Nous devons également tenir compte du style de vie des femmes qui essaient de retarder leur installation en couple. Le plus important pour elles est la carrière professionnelle. La plupart des filles, lorsqu’elles se lancent dans une carrière, compensent l’ennui d’un travail insignifiant en montant sur le manège à bites et en se tapant au moins quelques mecs chaque année. Lorsqu’une fille atteint l’âge de 25 ans, l’homme qui la rencontre doit faire face à une foule de problèmes émotionnels et de raccrochements, comme une pute de bordel des années 1930.

Il y a aussi le style de vie d’Instagram et de Facebook qui crée une dépendance paralysante à la dopamine, qui fait qu’une fille n’est satisfaite que si des dizaines d’hommes ont activement soif d’elle chaque jour. J’estime que si une fille a plus de 500 adeptes sur Instagram, elle est tellement habituée à l’attention d’une foule d’hommes que l’amour d’un seul homme ne peut pas la satisfaire.

Nous devons également tenir compte du mode de vie croissant des « vlogueuses », où, au lieu d’utiliser uniquement son corps pour attirer l’attention, une fille utilise des photos et des vidéos de lieux exotiques pour mettre en valeur sa beauté.

D’autres filles, qui n’ont rien de substantiel à offrir au monde, décident de présenter des photos d’animaux de compagnie ou de leurs savoureux repas hors de prix mais même ça les met dans une boucle de dopamine qui ruine leurs futures interactions avec les hommes.

Le style de vie le plus dommageable et de loin pour les femmes est de loin celui de devenir un bébé en sucre, terme politiquement correct pour désigner une « prostituée ». Pour un peu d’argent facile, elle se prostitue au plus offrant (certaines femmes combinent Instagram et la prostitution dans un ensemble homogène). Comment une telle prostituée d’Instagram pourrait-elle jamais s’installer avec un homme qui a un salaire normal ?

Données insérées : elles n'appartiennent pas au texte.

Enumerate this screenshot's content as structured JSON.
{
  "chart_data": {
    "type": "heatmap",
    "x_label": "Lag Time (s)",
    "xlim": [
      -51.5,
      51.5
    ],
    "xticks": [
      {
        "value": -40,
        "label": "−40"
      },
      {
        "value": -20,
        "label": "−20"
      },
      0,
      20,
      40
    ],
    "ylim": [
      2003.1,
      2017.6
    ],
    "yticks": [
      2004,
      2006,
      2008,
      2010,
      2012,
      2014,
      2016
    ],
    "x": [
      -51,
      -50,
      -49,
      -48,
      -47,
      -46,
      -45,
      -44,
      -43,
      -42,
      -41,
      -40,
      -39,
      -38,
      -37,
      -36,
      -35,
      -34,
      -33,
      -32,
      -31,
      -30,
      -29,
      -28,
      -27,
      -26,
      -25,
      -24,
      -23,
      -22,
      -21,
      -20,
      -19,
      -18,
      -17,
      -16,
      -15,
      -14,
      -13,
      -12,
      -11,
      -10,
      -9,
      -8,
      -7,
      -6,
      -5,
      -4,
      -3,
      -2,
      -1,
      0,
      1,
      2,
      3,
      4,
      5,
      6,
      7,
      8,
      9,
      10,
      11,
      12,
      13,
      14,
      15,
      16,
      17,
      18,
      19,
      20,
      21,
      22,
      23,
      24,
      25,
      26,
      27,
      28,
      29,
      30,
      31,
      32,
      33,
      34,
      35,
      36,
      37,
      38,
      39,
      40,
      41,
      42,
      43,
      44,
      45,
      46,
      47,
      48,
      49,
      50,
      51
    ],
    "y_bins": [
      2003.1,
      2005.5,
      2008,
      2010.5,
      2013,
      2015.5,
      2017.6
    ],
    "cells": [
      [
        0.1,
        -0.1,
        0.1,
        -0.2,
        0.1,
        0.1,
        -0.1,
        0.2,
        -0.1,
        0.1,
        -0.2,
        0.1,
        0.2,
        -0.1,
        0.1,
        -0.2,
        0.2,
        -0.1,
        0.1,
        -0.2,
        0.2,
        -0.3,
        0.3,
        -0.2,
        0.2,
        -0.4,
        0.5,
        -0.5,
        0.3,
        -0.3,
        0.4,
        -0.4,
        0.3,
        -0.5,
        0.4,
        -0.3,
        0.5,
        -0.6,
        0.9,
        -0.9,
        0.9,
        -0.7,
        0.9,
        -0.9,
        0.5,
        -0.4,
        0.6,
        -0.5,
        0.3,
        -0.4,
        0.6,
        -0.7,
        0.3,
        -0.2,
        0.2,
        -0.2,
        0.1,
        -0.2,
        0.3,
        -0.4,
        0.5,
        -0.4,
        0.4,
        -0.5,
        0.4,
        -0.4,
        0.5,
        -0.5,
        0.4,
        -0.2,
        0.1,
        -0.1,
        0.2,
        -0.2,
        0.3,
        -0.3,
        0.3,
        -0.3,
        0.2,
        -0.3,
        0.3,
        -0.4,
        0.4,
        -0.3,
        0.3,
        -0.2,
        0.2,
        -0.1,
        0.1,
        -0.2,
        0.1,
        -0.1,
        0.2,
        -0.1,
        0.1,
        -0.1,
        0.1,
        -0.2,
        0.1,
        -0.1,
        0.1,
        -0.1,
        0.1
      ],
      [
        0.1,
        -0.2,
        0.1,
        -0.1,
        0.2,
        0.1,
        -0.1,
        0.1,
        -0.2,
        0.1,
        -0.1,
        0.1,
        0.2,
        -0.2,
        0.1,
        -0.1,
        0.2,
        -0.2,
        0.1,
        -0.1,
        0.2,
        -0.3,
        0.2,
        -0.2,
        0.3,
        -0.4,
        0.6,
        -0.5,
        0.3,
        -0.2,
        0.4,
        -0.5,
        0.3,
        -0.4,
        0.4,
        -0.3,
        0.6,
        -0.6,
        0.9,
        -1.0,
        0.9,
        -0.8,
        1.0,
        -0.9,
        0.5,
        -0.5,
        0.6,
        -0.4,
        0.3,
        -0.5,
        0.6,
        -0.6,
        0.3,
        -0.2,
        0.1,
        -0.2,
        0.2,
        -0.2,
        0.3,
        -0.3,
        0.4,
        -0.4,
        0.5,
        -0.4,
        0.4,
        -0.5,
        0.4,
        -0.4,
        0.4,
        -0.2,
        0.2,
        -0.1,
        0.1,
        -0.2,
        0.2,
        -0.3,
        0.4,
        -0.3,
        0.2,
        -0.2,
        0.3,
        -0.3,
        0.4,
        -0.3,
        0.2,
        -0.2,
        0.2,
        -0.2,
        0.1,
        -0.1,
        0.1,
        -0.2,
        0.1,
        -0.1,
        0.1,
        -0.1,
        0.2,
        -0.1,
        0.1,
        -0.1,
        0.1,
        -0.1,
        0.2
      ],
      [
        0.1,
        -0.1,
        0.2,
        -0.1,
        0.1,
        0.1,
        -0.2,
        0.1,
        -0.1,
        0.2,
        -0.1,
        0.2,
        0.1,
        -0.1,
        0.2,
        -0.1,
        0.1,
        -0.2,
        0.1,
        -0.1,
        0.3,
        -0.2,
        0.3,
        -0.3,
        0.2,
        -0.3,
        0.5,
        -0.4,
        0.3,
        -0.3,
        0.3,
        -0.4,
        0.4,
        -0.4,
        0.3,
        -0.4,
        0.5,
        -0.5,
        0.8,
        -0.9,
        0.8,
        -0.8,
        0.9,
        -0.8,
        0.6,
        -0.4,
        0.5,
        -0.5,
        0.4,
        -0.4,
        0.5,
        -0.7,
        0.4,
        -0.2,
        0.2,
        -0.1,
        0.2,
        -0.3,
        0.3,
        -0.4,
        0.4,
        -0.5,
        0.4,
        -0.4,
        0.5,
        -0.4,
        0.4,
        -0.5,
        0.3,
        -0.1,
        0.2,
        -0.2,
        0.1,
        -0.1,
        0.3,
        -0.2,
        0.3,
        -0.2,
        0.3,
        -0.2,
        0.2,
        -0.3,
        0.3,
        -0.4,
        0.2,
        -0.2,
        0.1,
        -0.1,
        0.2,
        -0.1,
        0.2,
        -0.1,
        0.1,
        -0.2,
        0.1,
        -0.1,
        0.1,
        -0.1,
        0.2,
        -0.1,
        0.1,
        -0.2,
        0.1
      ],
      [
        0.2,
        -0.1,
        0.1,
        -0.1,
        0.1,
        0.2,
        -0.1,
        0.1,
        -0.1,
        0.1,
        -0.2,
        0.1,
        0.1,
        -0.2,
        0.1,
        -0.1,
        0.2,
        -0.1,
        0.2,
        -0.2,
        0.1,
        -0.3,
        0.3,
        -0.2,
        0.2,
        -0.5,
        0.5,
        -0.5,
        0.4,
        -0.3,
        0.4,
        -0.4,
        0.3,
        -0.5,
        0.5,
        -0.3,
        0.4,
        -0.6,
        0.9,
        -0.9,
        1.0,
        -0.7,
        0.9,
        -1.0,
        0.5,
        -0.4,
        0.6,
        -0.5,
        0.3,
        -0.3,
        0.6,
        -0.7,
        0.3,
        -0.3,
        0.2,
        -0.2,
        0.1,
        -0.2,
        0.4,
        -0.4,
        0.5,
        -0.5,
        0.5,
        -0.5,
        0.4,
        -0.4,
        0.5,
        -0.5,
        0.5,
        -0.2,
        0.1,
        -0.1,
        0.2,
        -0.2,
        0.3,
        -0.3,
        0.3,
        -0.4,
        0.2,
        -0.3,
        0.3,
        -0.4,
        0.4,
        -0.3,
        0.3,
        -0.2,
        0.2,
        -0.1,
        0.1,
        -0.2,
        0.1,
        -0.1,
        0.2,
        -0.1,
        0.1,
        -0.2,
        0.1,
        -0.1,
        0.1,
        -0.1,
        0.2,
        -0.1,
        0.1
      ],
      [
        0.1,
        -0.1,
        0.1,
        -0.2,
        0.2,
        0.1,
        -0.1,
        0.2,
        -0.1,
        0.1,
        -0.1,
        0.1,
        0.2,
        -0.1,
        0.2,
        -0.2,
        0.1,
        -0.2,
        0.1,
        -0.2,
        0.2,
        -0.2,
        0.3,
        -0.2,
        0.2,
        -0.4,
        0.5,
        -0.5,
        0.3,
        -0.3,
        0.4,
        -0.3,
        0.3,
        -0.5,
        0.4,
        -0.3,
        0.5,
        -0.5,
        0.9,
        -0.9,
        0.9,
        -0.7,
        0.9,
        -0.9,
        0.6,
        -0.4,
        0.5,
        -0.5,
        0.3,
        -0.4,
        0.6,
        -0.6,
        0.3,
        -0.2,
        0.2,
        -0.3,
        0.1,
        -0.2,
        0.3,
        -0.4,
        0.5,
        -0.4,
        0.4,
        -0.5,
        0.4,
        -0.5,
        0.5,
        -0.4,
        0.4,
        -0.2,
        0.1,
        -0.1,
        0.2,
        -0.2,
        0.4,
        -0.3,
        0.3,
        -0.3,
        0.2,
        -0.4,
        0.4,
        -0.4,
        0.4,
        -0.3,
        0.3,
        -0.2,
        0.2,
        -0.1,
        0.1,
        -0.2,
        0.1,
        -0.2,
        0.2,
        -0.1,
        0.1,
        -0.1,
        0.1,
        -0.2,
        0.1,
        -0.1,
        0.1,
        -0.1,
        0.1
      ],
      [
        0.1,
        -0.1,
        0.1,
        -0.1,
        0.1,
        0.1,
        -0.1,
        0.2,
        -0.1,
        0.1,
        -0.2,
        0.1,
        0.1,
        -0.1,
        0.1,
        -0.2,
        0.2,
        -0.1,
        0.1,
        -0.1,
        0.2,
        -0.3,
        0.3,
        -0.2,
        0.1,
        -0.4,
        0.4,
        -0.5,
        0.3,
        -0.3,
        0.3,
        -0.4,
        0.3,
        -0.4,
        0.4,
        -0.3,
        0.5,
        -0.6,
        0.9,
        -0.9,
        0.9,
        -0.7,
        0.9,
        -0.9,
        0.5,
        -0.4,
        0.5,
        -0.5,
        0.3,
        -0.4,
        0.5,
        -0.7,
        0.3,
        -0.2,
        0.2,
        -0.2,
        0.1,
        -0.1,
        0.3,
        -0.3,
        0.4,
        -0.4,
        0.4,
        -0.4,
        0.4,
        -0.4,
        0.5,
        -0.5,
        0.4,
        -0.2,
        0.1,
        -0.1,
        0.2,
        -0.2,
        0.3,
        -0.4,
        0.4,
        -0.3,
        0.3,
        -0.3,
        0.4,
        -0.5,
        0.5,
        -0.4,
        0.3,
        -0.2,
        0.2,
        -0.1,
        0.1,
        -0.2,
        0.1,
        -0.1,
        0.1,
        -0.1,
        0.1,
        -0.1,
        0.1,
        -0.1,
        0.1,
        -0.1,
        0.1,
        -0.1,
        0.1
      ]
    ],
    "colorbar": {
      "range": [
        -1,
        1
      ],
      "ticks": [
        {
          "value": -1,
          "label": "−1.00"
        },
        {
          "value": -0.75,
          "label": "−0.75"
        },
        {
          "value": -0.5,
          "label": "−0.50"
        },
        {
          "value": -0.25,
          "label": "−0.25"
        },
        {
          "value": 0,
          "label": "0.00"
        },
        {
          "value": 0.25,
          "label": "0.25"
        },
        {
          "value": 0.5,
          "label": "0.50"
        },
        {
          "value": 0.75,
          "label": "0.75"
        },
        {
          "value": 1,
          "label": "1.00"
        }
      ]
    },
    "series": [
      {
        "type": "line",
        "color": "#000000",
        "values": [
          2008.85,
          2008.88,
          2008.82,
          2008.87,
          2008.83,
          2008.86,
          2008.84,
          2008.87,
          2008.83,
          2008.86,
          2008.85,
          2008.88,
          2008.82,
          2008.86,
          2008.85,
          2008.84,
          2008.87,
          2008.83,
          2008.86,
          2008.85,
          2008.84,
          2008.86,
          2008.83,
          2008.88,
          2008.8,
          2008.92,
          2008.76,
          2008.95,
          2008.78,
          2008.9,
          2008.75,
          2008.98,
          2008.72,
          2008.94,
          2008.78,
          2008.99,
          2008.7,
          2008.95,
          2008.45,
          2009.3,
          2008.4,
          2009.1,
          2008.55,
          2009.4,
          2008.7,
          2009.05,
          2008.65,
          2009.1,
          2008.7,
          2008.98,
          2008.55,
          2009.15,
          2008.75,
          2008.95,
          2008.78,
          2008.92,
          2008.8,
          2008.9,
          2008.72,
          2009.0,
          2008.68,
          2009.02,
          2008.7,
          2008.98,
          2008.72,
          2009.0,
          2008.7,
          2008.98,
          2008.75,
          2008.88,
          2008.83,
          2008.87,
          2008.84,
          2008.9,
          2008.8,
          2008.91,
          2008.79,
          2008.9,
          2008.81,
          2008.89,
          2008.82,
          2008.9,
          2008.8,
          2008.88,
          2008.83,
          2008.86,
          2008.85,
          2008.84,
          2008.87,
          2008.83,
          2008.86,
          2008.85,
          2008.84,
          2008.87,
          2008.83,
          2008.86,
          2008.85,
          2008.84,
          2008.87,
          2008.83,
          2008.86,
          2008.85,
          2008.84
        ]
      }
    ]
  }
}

Il y a aussi les centaines de femmes qui entrent dans le porno chaque année, certaines venant de familles apparemment stables. Malheureusement, les hommes sont si désespérés affectivement que beaucoup d’entre eux épouseraient une ancienne prostituée ou une star du porno même s’il est quasiment impossible pour de telles femmes de jamais fonder une famille stable.

Le monde occidental est un évier pour les femmes. Les plus jolies finissent dans le trou et se font recracher des années plus tard sous la forme d’une sorcière #MeToo qui ne pourra jamais être heureuse, ce qui donne à la règle islamique des quatre femmes, par comparaison, un air carrément égalitaire.

La triste vérité est que si vous rencontrez une jolie fille aujourd’hui, elle a été baisée et larguée par énormément de beaux mecs et qu’elle préfère investir dans sa carrière plutôt que des enfants. Elle est accro à l’attention des mecs sur le net et a déjà négocié dans le passé statut social ou d’argent contre sa chatte. Elle est plus sexuellement intéressante pour s’amuser un peu, mais est-ce avisé de chercher une relation avec elle ?

Même avec l’obésité ambiante et l’épidémie de cheveux courts, je vois encore une abondance de jolies filles avec lesquelles je serais heureux d’avoir des enfants. Je serais volontiers amoureux d’elles, les laisserais caresser ma barbe et je déposerais ma semence au fond de leur vagin. Le problème est que ces vagins ne sont pas pour moi – elles sont pour les beaux mecs qui ne les épouseront jamais, les beta orbiteurs qui attendent leur dernier selfie comme si c’était de la bouffe ou les hommes friqués et solitaires qui la parraineraient pour des milliers de dollars par mois.

Ces gars les retirent de la circulation au moment de leur vie où je les désire le plus et lorsqu’ils en auront fini avec elle, je n’en voudrais plus.